Le problème qui se pose, ce n'est pas seulement celui de l'échelle des peines, c'est aussi celui de notre échelle de valeurs, de l'importance respective que l'on accorde aux personnes et aux biens.
Je vois bien que nous sommes en train de nous acheminer vers l'unanimité. Elle est importante pour ce texte car, comme le disait Mme Buffet tout à l'heure, elle va lui conférer une puissance particulière. Nous pourrions le voter grâce à l'appui de notre seule majorité mais le Gouvernement est demandeur de cette unanimité car elle va apporter de la force à cette loi.

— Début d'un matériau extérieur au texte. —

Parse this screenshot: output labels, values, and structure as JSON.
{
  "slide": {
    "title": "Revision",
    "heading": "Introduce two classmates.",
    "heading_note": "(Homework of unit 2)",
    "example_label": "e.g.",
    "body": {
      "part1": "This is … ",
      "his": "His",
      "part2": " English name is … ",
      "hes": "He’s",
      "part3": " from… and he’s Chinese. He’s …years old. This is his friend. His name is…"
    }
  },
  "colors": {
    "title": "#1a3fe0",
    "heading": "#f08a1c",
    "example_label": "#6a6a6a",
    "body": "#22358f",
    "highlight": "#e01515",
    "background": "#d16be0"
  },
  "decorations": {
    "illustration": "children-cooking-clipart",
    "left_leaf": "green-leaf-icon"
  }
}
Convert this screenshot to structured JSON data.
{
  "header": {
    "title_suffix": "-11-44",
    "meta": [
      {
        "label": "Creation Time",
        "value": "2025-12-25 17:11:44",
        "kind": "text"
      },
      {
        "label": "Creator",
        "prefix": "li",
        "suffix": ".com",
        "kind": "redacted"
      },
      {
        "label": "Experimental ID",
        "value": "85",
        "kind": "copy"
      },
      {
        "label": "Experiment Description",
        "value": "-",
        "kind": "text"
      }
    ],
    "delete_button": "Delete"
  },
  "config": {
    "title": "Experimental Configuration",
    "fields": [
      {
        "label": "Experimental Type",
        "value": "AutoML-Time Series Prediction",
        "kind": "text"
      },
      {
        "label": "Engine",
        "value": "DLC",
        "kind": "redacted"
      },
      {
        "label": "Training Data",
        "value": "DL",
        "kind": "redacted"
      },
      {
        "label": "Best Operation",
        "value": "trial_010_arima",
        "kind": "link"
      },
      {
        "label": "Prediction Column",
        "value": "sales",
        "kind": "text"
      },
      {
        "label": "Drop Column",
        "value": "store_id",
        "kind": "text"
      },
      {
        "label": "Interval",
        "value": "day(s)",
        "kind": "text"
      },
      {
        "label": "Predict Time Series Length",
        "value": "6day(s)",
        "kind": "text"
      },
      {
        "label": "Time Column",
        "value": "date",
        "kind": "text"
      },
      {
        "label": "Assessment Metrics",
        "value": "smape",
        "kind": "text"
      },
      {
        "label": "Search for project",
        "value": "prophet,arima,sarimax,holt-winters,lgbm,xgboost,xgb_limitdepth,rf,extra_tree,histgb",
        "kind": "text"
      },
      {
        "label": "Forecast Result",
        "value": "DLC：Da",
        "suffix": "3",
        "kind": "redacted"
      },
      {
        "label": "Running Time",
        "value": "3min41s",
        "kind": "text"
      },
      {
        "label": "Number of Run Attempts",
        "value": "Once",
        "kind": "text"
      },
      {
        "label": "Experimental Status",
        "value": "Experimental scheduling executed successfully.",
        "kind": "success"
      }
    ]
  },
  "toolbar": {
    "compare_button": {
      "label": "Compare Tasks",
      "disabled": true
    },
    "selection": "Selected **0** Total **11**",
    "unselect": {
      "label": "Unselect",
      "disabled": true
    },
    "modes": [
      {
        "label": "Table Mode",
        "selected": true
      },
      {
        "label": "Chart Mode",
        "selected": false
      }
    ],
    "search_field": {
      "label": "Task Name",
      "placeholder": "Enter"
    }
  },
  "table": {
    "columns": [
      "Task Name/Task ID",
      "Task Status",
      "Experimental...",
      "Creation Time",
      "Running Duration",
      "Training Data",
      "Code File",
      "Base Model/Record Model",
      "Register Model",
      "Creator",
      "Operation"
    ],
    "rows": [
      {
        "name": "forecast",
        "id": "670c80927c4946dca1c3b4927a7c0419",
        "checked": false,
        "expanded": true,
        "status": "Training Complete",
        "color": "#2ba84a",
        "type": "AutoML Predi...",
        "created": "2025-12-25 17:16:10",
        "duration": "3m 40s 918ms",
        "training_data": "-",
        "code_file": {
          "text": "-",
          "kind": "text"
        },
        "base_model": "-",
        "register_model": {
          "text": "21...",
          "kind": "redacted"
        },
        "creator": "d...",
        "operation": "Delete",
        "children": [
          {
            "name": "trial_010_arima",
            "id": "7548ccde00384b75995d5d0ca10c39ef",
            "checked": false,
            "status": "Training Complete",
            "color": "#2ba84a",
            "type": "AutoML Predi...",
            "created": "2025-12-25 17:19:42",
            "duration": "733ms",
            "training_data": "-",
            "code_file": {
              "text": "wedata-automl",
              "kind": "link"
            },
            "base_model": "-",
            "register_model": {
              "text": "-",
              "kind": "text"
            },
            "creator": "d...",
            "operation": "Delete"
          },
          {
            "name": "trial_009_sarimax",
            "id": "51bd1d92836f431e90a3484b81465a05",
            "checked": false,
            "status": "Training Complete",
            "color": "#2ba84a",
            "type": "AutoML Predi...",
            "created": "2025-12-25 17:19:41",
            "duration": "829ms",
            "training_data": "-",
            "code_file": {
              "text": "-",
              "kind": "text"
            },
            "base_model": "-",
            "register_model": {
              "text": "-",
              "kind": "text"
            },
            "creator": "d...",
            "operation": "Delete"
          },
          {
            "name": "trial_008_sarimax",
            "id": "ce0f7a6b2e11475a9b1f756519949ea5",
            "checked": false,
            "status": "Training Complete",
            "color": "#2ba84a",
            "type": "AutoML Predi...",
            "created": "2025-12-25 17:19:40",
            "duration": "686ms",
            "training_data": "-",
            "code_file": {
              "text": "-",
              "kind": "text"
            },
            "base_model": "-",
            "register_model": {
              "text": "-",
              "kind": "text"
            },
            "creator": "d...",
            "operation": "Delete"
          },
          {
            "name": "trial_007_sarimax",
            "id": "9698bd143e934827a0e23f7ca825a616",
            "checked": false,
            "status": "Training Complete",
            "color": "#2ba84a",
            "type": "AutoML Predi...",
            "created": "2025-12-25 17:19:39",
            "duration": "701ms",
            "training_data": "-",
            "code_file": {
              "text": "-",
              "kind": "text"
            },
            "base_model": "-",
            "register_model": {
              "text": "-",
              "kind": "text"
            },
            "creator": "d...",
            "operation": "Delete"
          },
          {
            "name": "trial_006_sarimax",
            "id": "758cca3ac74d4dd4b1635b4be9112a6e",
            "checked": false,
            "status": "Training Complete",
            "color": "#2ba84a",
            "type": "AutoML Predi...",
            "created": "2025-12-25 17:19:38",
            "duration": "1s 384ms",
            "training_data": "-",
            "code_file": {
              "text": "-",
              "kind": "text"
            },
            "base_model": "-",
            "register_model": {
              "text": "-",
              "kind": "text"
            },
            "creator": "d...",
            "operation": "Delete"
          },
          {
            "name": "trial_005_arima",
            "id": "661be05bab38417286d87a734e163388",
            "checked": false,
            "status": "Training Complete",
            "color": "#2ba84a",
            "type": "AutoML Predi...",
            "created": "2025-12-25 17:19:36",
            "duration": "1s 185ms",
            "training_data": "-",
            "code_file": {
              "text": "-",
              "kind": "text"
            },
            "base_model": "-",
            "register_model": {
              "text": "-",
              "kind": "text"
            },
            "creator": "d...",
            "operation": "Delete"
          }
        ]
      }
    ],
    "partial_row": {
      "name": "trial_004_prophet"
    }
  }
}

J'ai parlé de perturbation du code pénal : il y règne en effet un relatif désordre du point de vue de nos valeurs. Je l'ai dit à la tribune, c'est un chantier plus lourd que nous allons entamer. Que l'on sanctionne plus sévèrement les atteintes aux biens que les atteintes aux personnes est un vrai problème. Or vous abaissez encore la sanction pour harcèlement.

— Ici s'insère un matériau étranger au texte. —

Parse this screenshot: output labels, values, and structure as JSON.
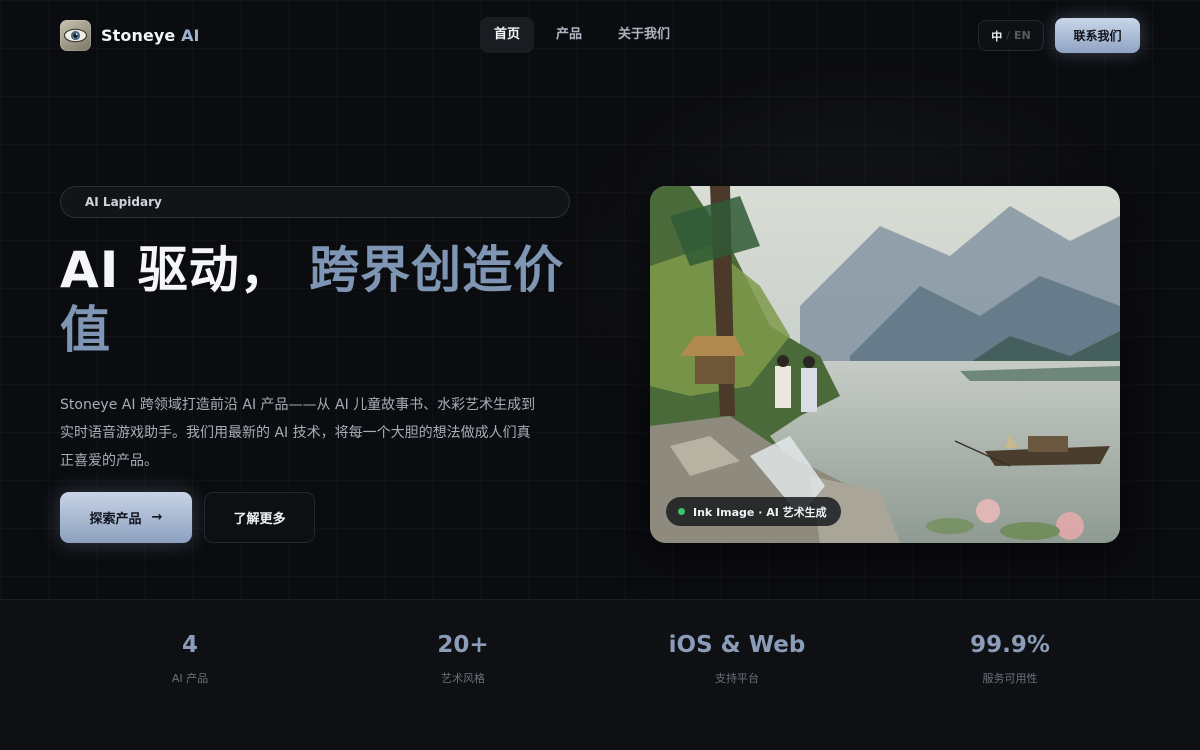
{
  "header": {
    "logo_name": "Stoneye",
    "logo_ai": "AI",
    "nav": [
      "首页",
      "产品",
      "关于我们"
    ],
    "lang_current": "中",
    "lang_sep": "/",
    "lang_other": "EN",
    "contact_label": "联系我们"
  },
  "hero": {
    "badge": "AI Lapidary",
    "title_part1": "AI 驱动，",
    "title_part2": "跨界创造价值",
    "description": "Stoneye AI 跨领域打造前沿 AI 产品——从 AI 儿童故事书、水彩艺术生成到实时语音游戏助手。我们用最新的 AI 技术，将每一个大胆的想法做成人们真正喜爱的产品。",
    "primary_button": "探索产品",
    "primary_arrow": "→",
    "secondary_button": "了解更多",
    "image_tag": "Ink Image · AI 艺术生成"
  },
  "stats": [
    {
      "value": "4",
      "label": "AI 产品"
    },
    {
      "value": "20+",
      "label": "艺术风格"
    },
    {
      "value": "iOS & Web",
      "label": "支持平台"
    },
    {
      "value": "99.9%",
      "label": "服务可用性"
    }
  ],
  "colors": {
    "accent": "#8fa3c2",
    "title_blue": "#7f95b4",
    "status_dot": "#3ec46d",
    "background": "#0b0c10"
  },
  "icons": [
    "eye-logo-icon",
    "arrow-right-icon",
    "status-dot-icon"
  ]
}
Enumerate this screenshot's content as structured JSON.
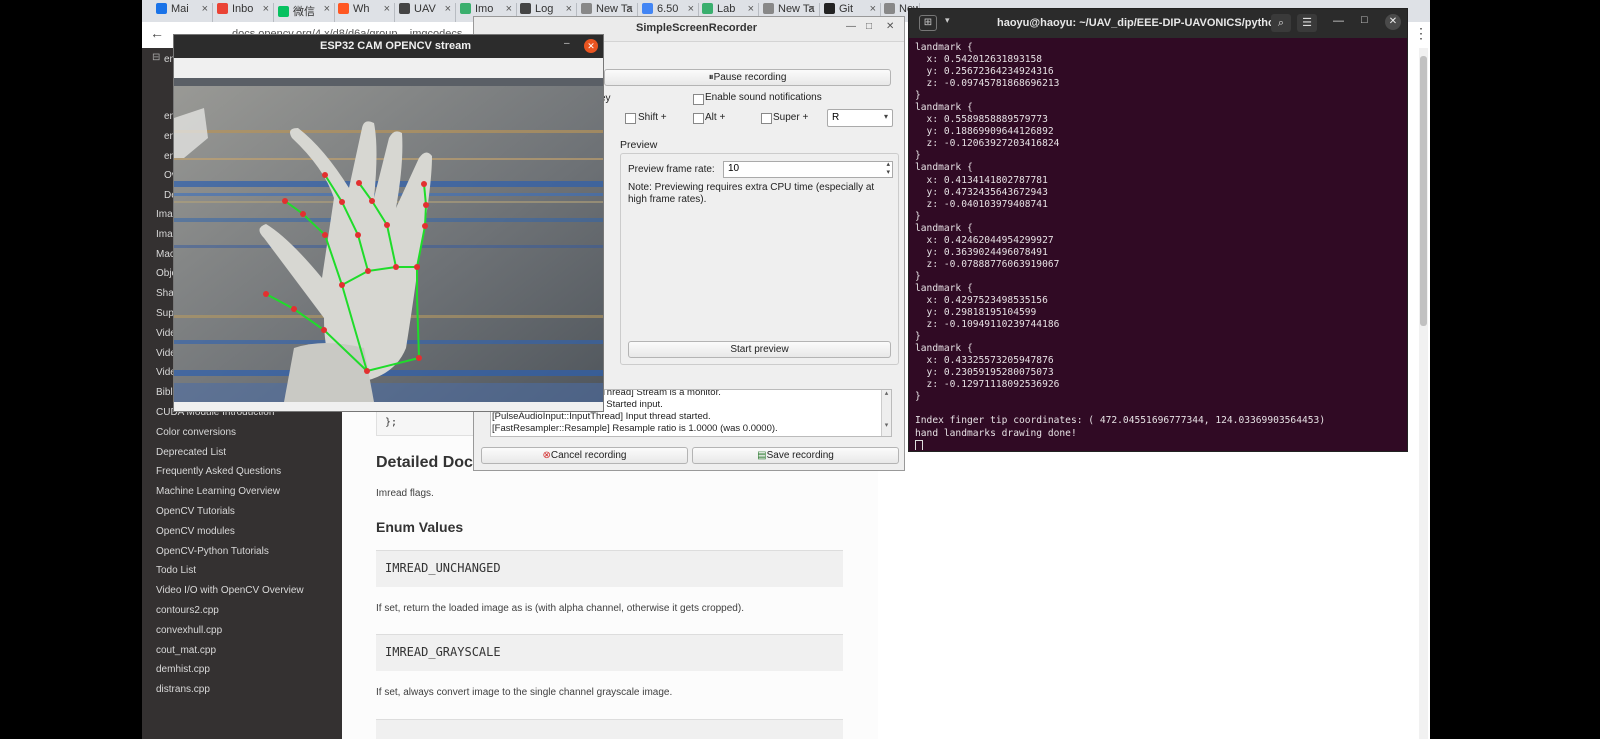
{
  "browser": {
    "tabs": [
      "Mai",
      "Inbo",
      "微信",
      "Wh",
      "UAV",
      "Imo",
      "Log",
      "New Ta",
      "6.50",
      "Lab",
      "New Ta",
      "Git",
      "New Ta"
    ],
    "tab_colors": [
      "#1a73e8",
      "#ea4335",
      "#07c160",
      "#ff5722",
      "#444444",
      "#3aaf6e",
      "#444444",
      "#888888",
      "#4285f4",
      "#3aaf6e",
      "#888888",
      "#222222",
      "#888888"
    ],
    "address": "docs.opencv.org/4.x/d8/d6a/group__imgcodecs__flags.html",
    "sidebar": {
      "partial_items": [
        "en",
        "en",
        "en",
        "en",
        "Ov",
        "De"
      ],
      "items": [
        "Image",
        "Image",
        "Mach",
        "Obje",
        "Shap",
        "Supe",
        "Vide",
        "Vide",
        "Vide",
        "Bibl",
        "CUDA Module Introduction",
        "Color conversions",
        "Deprecated List",
        "Frequently Asked Questions",
        "Machine Learning Overview",
        "OpenCV Tutorials",
        "OpenCV modules",
        "OpenCV-Python Tutorials",
        "Todo List",
        "Video I/O with OpenCV Overview",
        "contours2.cpp",
        "convexhull.cpp",
        "cout_mat.cpp",
        "demhist.cpp",
        "distrans.cpp"
      ]
    },
    "doc": {
      "code_tail": "};",
      "heading": "Detailed Docu",
      "intro": "Imread flags.",
      "enum_heading": "Enum Values",
      "enums": [
        {
          "name": "IMREAD_UNCHANGED",
          "desc": "If set, return the loaded image as is (with alpha channel, otherwise it gets cropped)."
        },
        {
          "name": "IMREAD_GRAYSCALE",
          "desc": "If set, always convert image to the single channel grayscale image."
        }
      ]
    }
  },
  "recorder": {
    "title": "SimpleScreenRecorder",
    "pause_label": "Pause recording",
    "hotkey_partial": "ey",
    "sound_label": "Enable sound notifications",
    "shift_label": "Shift +",
    "alt_label": "Alt +",
    "super_label": "Super +",
    "key_value": "R",
    "preview_heading": "Preview",
    "frame_rate_label": "Preview frame rate:",
    "frame_rate_value": "10",
    "note": "Note: Previewing requires extra CPU time (especially at high frame rates).",
    "start_preview_label": "Start preview",
    "log": [
      "Thread] Stream is a monitor.",
      "] Started input.",
      "[PulseAudioInput::InputThread] Input thread started.",
      "[FastResampler::Resample] Resample ratio is 1.0000 (was 0.0000)."
    ],
    "cancel_label": "Cancel recording",
    "save_label": "Save recording"
  },
  "camera_window": {
    "title": "ESP32 CAM OPENCV stream"
  },
  "terminal": {
    "title": "haoyu@haoyu: ~/UAV_dip/EEE-DIP-UAVONICS/python",
    "lines": [
      "landmark {",
      "  x: 0.542012631893158",
      "  y: 0.25672364234924316",
      "  z: -0.09745781868696213",
      "}",
      "landmark {",
      "  x: 0.5589858889579773",
      "  y: 0.18869909644126892",
      "  z: -0.12063927203416824",
      "}",
      "landmark {",
      "  x: 0.4134141802787781",
      "  y: 0.4732435643672943",
      "  z: -0.040103979408741",
      "}",
      "landmark {",
      "  x: 0.42462044954299927",
      "  y: 0.3639024496078491",
      "  z: -0.07888776063919067",
      "}",
      "landmark {",
      "  x: 0.4297523498535156",
      "  y: 0.29818195104599",
      "  z: -0.10949110239744186",
      "}",
      "landmark {",
      "  x: 0.43325573205947876",
      "  y: 0.23059195280075073",
      "  z: -0.12971118092536926",
      "}",
      "",
      "Index finger tip coordinates: ( 472.04551696777344, 124.03369903564453)",
      "hand landmarks drawing done!"
    ]
  }
}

Deuxième point, plus important encore : vous restreignez le champ d'application du texte, et vous le faites délibérément. Pour notre part, nous savons aussi parfaitement ce que nous faisons en rédigeant la définition de l'incrimination de cette façon. Nous ne nous sommes pas exclusivement inspiré des directives européennes même si nous l'avons fait en partie, pour deux raisons. La première, c'est que ces directives comprenaient un spectre très large des situations possibles de harcèlement sexuel. La deuxième, c'est que notre droit interne est imprégné à 60 % de législation européenne. Reste que nous n'avons pas transposé ces directives puisqu'elles ne sont pas de source pénale et que leur rédaction retenait essentiellement des éléments subjectifs, c'est-à-dire ce que la victime pouvait ressentir. Nous avons introduit des éléments objectifs, évoquant « gestes », « propos » et « comportements ». Le Sénat a choisi de subsister aux termes « gestes », « comportements » et « tous actes » le terme « agissements ». Nous sommes dans l'objectif premier de l'identifiable, dans ce que le magistrat peut saisir et ce que le ministère public peut contribuer à mettre en lumière.

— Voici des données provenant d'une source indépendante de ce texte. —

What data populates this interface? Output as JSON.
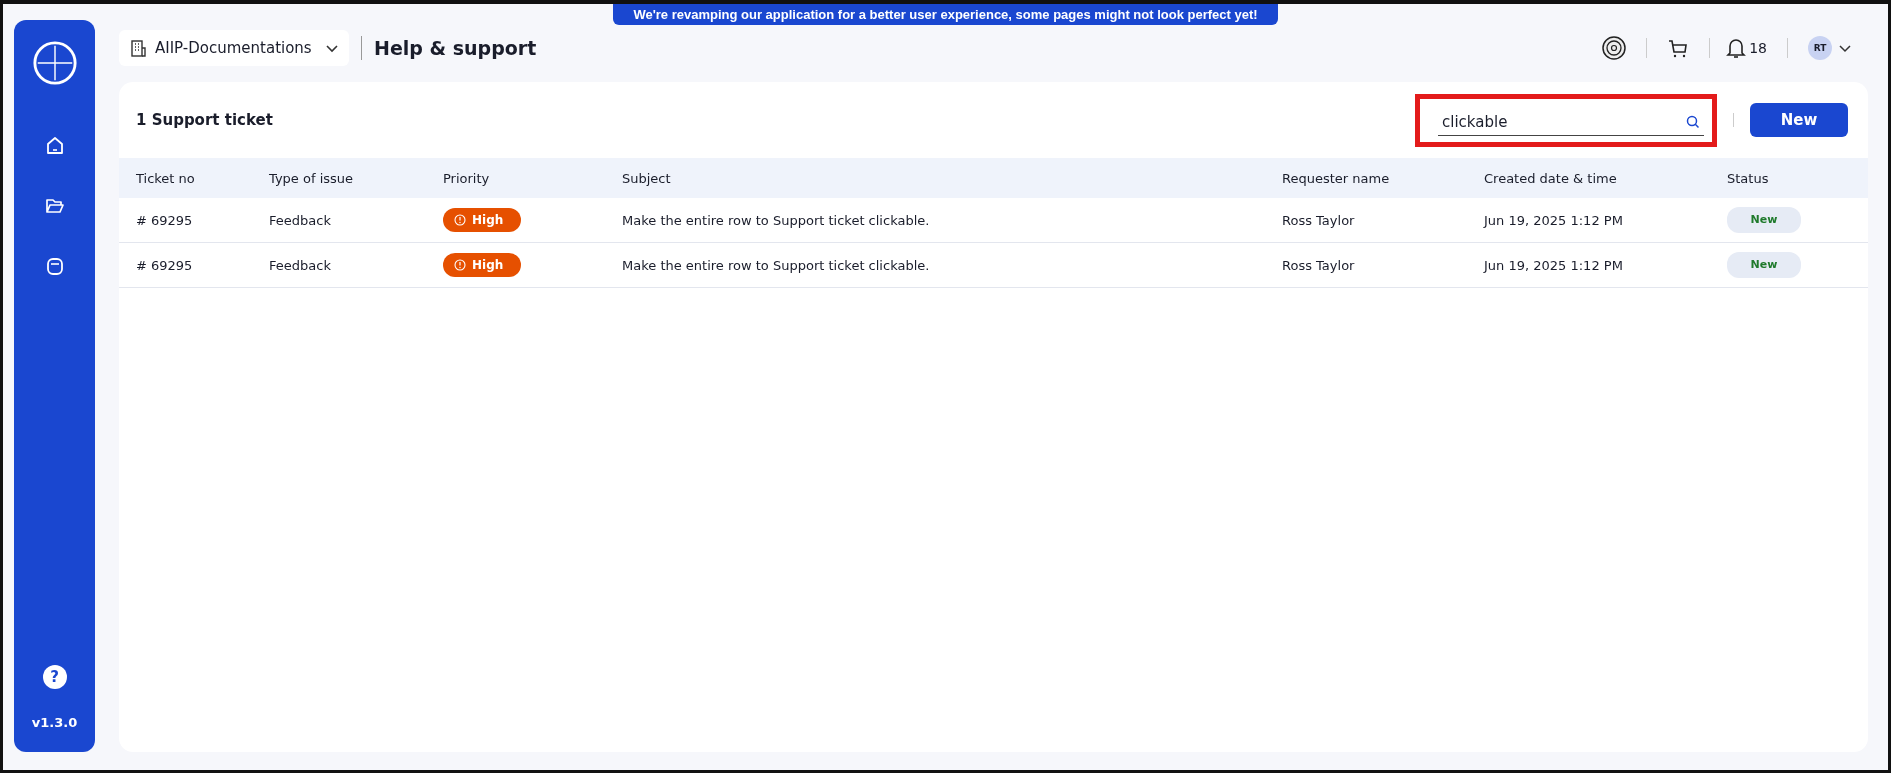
{
  "banner": "We're revamping our application for a better user experience, some pages might not look perfect yet!",
  "sidebar": {
    "version": "v1.3.0",
    "help": "?"
  },
  "header": {
    "workspace": "AIIP-Documentations",
    "title": "Help & support",
    "notifications": "18",
    "avatar": "RT"
  },
  "card": {
    "title": "1 Support ticket",
    "search": {
      "value": "clickable",
      "highlighted": true
    },
    "new_button": "New"
  },
  "table": {
    "columns": [
      "Ticket no",
      "Type of issue",
      "Priority",
      "Subject",
      "Requester name",
      "Created date & time",
      "Status"
    ],
    "rows": [
      {
        "ticket": "# 69295",
        "type": "Feedback",
        "priority": "High",
        "subject": "Make the entire row to Support ticket clickable.",
        "requester": "Ross Taylor",
        "created": "Jun 19, 2025 1:12 PM",
        "status": "New"
      },
      {
        "ticket": "# 69295",
        "type": "Feedback",
        "priority": "High",
        "subject": "Make the entire row to Support ticket clickable.",
        "requester": "Ross Taylor",
        "created": "Jun 19, 2025 1:12 PM",
        "status": "New"
      }
    ]
  }
}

Voici les raisons pour lesquelles, monsieur le député, nous prenons acte de ce désaccord. Il n'y a pas de confusion : vous savez pourquoi vous avez choisi de restreindre le champ d'application, nous savons pourquoi nous avons choisi de rédiger ainsi l'article 1er. La réalité impose de prendre en compte, en dehors des cas de harcèlement qui se déroulent dans un bureau fermé, dans une relation bilatérale, la création d'une situation dégradante pour la victime.
Après ce long développement, voilà pourquoi j'émets au nom du Gouvernement un avis défavorable à votre amendement, monsieur le député.